Rimbaud | Dix huit fois la nuit
3 avril 2010




Faire le relevé dans l’ordre de son apparition dans Les Illuminations du mot nuit, et sa phrase qui le nomme. Lire à travers lui sa traversée, sa conjuration, son épaisseur mouvante. Un parcours. Dix huit fois la même nuit, sans fin, d’été, froide et continue : ou arrêtée — dix huit même fois la nuit même, différente, opaque et résistante à toute effraction. Dix huit mots différents pour dire la réalité impossible : ou dix huit fois le mot répété pour forcer le langage à dire son expérience. "Nuit qui se révèle faite d’organes et remplie d’une attente physique" (Blanchot). Et pour cette nuit, quel jour ? "Ne m’attends pas ce soir, car la nuit sera noire et blanche" (Nerval) — pour ce jour qui précède, quelle nuit possible ? Quelle blancheur désirable en regard de quelle noirceur, essentielle ? "Rien de plus facile à trouver qu’une chambre pour une nuit, une partie de la nuit, si on le veut vraiment" (Koltès)
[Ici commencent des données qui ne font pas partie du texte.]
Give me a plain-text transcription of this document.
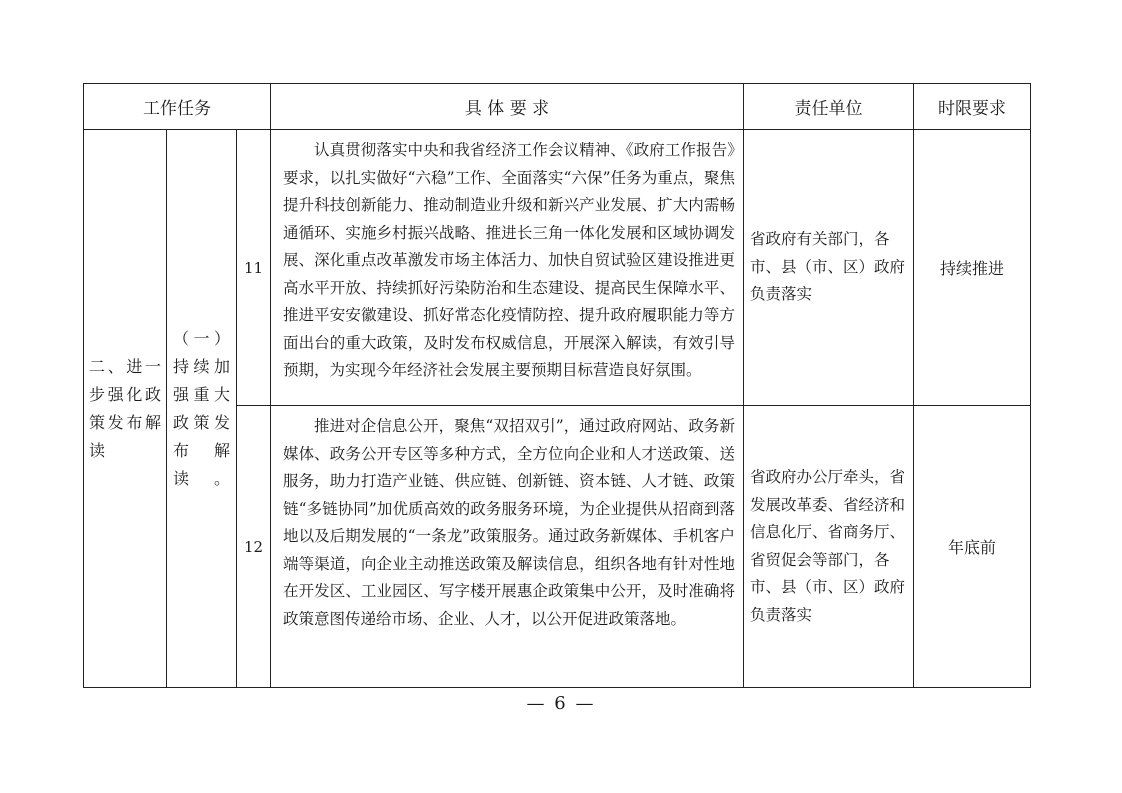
工作任务			具 体 要 求	责任单位	时限要求
二、进一步强化政策发布解读	（一）持续加强重大政策发布解读。	11	认真贯彻落实中央和我省经济工作会议精神、《政府工作报告》要求，以扎实做好“六稳”工作、全面落实“六保”任务为重点，聚焦提升科技创新能力、推动制造业升级和新兴产业发展、扩大内需畅通循环、实施乡村振兴战略、推进长三角一体化发展和区域协调发展、深化重点改革激发市场主体活力、加快自贸试验区建设推进更高水平开放、持续抓好污染防治和生态建设、提高民生保障水平、推进平安安徽建设、抓好常态化疫情防控、提升政府履职能力等方面出台的重大政策，及时发布权威信息，开展深入解读，有效引导预期，为实现今年经济社会发展主要预期目标营造良好氛围。	省政府有关部门，各市、县（市、区）政府负责落实	持续推进
		12	推进对企信息公开，聚焦“双招双引”，通过政府网站、政务新媒体、政务公开专区等多种方式，全方位向企业和人才送政策、送服务，助力打造产业链、供应链、创新链、资本链、人才链、政策链“多链协同”加优质高效的政务服务环境，为企业提供从招商到落地以及后期发展的“一条龙”政策服务。通过政务新媒体、手机客户端等渠道，向企业主动推送政策及解读信息，组织各地有针对性地在开发区、工业园区、写字楼开展惠企政策集中公开，及时准确将政策意图传递给市场、企业、人才，以公开促进政策落地。	省政府办公厅牵头，省发展改革委、省经济和信息化厅、省商务厅、省贸促会等部门，各市、县（市、区）政府负责落实	年底前
— 6 —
Les caravanes partirent. Et le Splendide-Hôtel fut bâti dans le chaos de glaces et de nuit du pôle.

Et, tandis que la bande, en haut du tableau, est formée de la rumeur tournante et bondissante des conques des mers et des nuits humaines,

Ton coeur bat dans ce ventre où dort le double sexe. Promène-toi la nuit, en mouvant doucement cette cuisse, cette seconde cuisse, et cette jambe de gauche.

A une distance énorme au-dessus de mon salon souterrain, les maisons s’implantent, les brumes s’assemblent. La boue est rouge ou noire. Ville monstrueuse, nuit sans fin !

Dans un cellier j’ai appris l’histoire. A quelque fête de nuit, dans une cité du Nord, j’ai rencontré toutes les femmes des anciens peintres.

- Même des cercueils sous leur dais de nuit dressant les panaches d’ébène, filant au trot des grandes juments bleues et noires.

Des châteaux bâtis en os sort la musique inconnue. Toutes les légendes évoluent et les élans se ruent dans les bourgs. Le paradis des orages s’effondre. Les sauvages dansent sans cesse la Fête de la Nuit.

Lève la tête : ce pont de bois, arqué ; ces derniers potagers ; ces masques enluminés sous la lanterne fouettée par la nuit froide ;

Quels hommes mûrs ! Des yeux hébétés à la façon de la nuit d’été, rouges et noirs, tricolorés, d’acier piqué d’étoiles d’or ; des faciès déformés, plombés, blêmis, incendiés ; des enrouements folâtres !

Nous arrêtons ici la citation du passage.